Pubblicato il 16 Maggio 2025
Il Tribunale Civile di Roma ha recentemente accolto il ricorso di un uomo, 50enne di origini romane, che aveva denunciato le condizioni di detenzione subite nel Carcere di Cassino, accogliendo la sua richiesta di risarcimento. L’uomo, condannato anche per reati nel Golfo di Gaeta, ha ottenuto un risarcimento di 2.808 euro più interessi e spese legali per le sofferenze causate dalle condizioni di detenzione ritenute incompatibili con le normative internazionali. La sentenza rappresenta una vittoria per il ricorrente, ma anche un importante precedente sulla tutela dei diritti dei detenuti.
Le condizioni di detenzione: una questione di spazio vitale
L’uomo, che ha scontato la sua pena nel carcere di Cassino dal 2018 al 2023, ha sostenuto che per un periodo di 351 giorni era stato costretto a vivere in uno spazio vitale inferiore a tre metri quadrati, un dato che non rispetta le indicazioni del Comitato europeo di prevenzione della tortura, che stabilisce una superficie minima di quattro metri quadrati per ogni detenuto.
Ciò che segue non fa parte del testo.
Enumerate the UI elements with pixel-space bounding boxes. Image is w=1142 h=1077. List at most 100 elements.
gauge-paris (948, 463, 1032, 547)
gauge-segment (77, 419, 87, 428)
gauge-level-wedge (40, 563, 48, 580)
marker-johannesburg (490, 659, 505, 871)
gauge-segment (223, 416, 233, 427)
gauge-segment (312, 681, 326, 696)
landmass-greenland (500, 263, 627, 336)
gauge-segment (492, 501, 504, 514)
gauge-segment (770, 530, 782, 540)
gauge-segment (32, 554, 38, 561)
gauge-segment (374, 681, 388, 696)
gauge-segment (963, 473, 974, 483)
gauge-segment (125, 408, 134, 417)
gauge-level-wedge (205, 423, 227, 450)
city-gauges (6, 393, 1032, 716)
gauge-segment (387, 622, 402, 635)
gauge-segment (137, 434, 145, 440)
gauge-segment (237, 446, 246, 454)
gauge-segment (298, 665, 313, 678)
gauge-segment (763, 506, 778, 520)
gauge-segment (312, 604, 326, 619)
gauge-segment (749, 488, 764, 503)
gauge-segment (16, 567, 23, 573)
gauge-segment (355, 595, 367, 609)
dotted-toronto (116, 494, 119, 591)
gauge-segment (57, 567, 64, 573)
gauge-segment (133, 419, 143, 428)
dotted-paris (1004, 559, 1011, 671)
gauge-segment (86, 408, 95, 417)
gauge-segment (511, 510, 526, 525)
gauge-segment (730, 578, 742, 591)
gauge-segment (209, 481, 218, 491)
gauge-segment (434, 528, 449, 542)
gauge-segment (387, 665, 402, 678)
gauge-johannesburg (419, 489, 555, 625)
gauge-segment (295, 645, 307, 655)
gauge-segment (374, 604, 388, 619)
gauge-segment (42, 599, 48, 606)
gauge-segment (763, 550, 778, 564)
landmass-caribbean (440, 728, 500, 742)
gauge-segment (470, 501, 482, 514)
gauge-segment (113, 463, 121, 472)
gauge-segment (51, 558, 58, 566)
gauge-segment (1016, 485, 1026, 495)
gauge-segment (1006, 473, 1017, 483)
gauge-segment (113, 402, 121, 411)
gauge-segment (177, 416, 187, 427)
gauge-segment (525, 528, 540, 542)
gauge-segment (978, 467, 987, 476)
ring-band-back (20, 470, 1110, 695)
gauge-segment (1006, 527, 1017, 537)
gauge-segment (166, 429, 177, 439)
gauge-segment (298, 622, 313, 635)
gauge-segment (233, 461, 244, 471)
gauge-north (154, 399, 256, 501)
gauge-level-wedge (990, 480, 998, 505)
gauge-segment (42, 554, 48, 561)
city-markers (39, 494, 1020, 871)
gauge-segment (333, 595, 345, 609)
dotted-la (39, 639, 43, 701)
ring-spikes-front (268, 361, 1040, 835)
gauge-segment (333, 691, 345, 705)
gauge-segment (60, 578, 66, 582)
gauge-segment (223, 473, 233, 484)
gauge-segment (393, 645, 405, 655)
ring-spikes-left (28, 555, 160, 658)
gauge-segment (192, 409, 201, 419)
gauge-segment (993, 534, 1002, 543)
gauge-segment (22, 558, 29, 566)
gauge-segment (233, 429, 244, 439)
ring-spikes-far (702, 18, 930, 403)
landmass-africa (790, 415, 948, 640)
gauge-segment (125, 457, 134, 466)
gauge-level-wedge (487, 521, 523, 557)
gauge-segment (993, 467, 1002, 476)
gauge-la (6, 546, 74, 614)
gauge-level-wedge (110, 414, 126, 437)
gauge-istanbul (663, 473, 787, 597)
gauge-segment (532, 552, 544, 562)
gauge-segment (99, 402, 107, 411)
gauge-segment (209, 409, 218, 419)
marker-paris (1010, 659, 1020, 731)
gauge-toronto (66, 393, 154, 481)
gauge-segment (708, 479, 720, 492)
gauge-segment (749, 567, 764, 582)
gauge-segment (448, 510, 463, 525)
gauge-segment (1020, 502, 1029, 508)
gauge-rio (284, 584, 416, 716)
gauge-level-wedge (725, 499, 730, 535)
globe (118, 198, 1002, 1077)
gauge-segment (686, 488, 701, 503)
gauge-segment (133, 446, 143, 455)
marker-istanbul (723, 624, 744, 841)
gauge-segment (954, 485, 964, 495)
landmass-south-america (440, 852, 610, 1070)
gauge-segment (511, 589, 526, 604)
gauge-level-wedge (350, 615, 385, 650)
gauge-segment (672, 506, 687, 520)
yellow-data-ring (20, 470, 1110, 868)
Secondo la legge internazionale, le carceri devono garantire condizioni di vita che rispettino la dignità umana, e l’uomo ha riuscito a dimostrare che le dimensioni inadeguate della sua cella hanno influito in maniera negativa sul suo benessere psicofisico.
La denuncia e il ricorso al Tribunale di Roma
A causa delle condizioni disumane in cui si trovava, il detenuto ha deciso di fare causa al Ministero della Giustizia, chiedendo un risarcimento per il trattamento subito, che violava l’articolo 3 della Convenzione Europea dei Diritti dell’Uomo. La difesa del ricorrente, rappresentata dagli avvocati Vincenzo e Matteo Macari, ha fornito la documentazione necessaria per dimostrare le violazioni delle condizioni di detenzione, sostenendo la tesi di un trattamento contrario ai diritti umani.
La risposta del Ministero della Giustizia e la sentenza finale
Nonostante la difesa del Ministero della Giustizia, che ha cercato di rigettare la richiesta, il Tribunale di Roma ha accolto le argomentazioni del ricorrente, stabilendo che le condizioni di detenzione fossero effettivamente incompatibili con i principi di rispetto della dignità umana. La sentenza del Tribunale ha sottolineato che le condizioni di detenzione devono rispettare la salute e la dignità dei detenuti, prevedendo spazi e trattamenti adeguati.
“Lo Stato deve assicurare che le condizioni di detenzione siano compatibili con il rispetto della dignità umana e adeguate allo stato di salute del detenuto”, si legge nella motivazione della sentenza. La condanna impone quindi al Ministero della Giustizia di risarcire l’uomo per il danno subito.
Una sentenza di civiltà giuridica e umana
I legali del ricorrente, Vincenzo e Matteo Macari, hanno definito la sentenza come una “pronuncia di civiltà giuridica ed umana”, sottolineando come la decisione riconosca finalmente l’importanza di garantire diritti fondamentali anche in ambito carcerario. La condanna rappresenta un segnale forte per tutti gli istituti penitenziari, indicando che il trattamento dei detenuti deve sempre rispettare criteri di umanità e dignità.